3 A large department in a university wished to compare the standards of literacy and numeracy of its students. A random sample of 24 students was taken and sub-divided, randomly, into two groups of 12 . The students in one group took a literacy assessment (scores denoted by \(x\) ); the students in the other group took a numeracy assessment (scores denoted by \(y\) ). The two assessments were designed to give the same distributions of scores when taken by random samples from the general population.
The scores obtained by the students on the two assessments are shown in the table.
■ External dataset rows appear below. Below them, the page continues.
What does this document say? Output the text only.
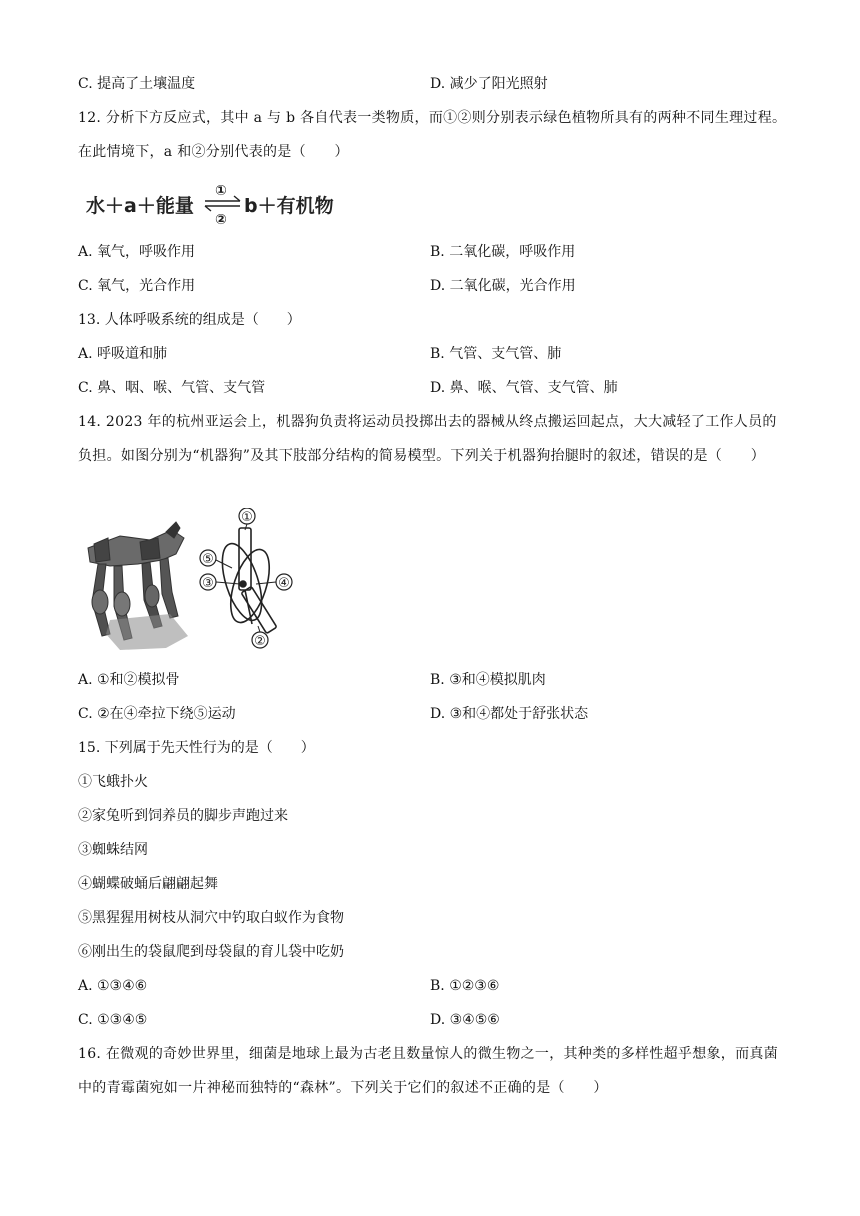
C. 提高了土壤温度	D. 减少了阳光照射
12. 分析下方反应式，其中 a 与 b 各自代表一类物质，而①②则分别表示绿色植物所具有的两种不同生理过程。在此情境下，a 和②分别代表的是（　　）
水＋a＋能量
①
②
b＋有机物
A. 氧气，呼吸作用	B. 二氧化碳，呼吸作用
C. 氧气，光合作用	D. 二氧化碳，光合作用
13. 人体呼吸系统的组成是（　　）
A. 呼吸道和肺	B. 气管、支气管、肺
C. 鼻、咽、喉、气管、支气管	D. 鼻、喉、气管、支气管、肺
14. 2023 年的杭州亚运会上，机器狗负责将运动员投掷出去的器械从终点搬运回起点，大大减轻了工作人员的负担。如图分别为“机器狗”及其下肢部分结构的简易模型。下列关于机器狗抬腿时的叙述，错误的是（　　）
①
②
③	④
⑤
A. ①和②模拟骨	B. ③和④模拟肌肉
C. ②在④牵拉下绕⑤运动	D. ③和④都处于舒张状态
15. 下列属于先天性行为的是（　　）
①飞蛾扑火
②家兔听到饲养员的脚步声跑过来
③蜘蛛结网
④蝴蝶破蛹后翩翩起舞
⑤黑猩猩用树枝从洞穴中钓取白蚁作为食物
⑥刚出生的袋鼠爬到母袋鼠的育儿袋中吃奶
A. ①③④⑥	B. ①②③⑥
C. ①③④⑤	D. ③④⑤⑥
16. 在微观的奇妙世界里，细菌是地球上最为古老且数量惊人的微生物之一，其种类的多样性超乎想象，而真菌中的青霉菌宛如一片神秘而独特的“森林”。下列关于它们的叙述不正确的是（　　）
| \(x\) | 23 | 42 | 43 | 46 | 48 | 48 | 50 | 54 | 58 | 59 | 62 | 65 |
| \(y\) | 44 | 36 | 63 | 55 | 53 | 58 | 63 | 80 | 61 | 57 | 83 | 54 |
$$\sum x = 598 \quad \sum x ^ { 2 } = 31196 \quad \sum y = 707 \quad \sum y ^ { 2 } = 43543$$
- Carry out an appropriate \(t\) test, at the \(5 \%\) level of significance, to compare the standards of literacy and numeracy.
- State the distributional assumptions required for the \(t\) test to be valid.
Name the test that you would use if the assumptions required for the \(t\) test are thought not to hold. State the hypotheses for this new test.
Explain, in general terms, which of the two tests is more powerful, and why.
A statistician at the university looked at the data and commented that a paired sample design would have been better.
- Explain how a paired sample design would be applied in this context, and how the data would be analysed. Explain also why it would be better than the design used.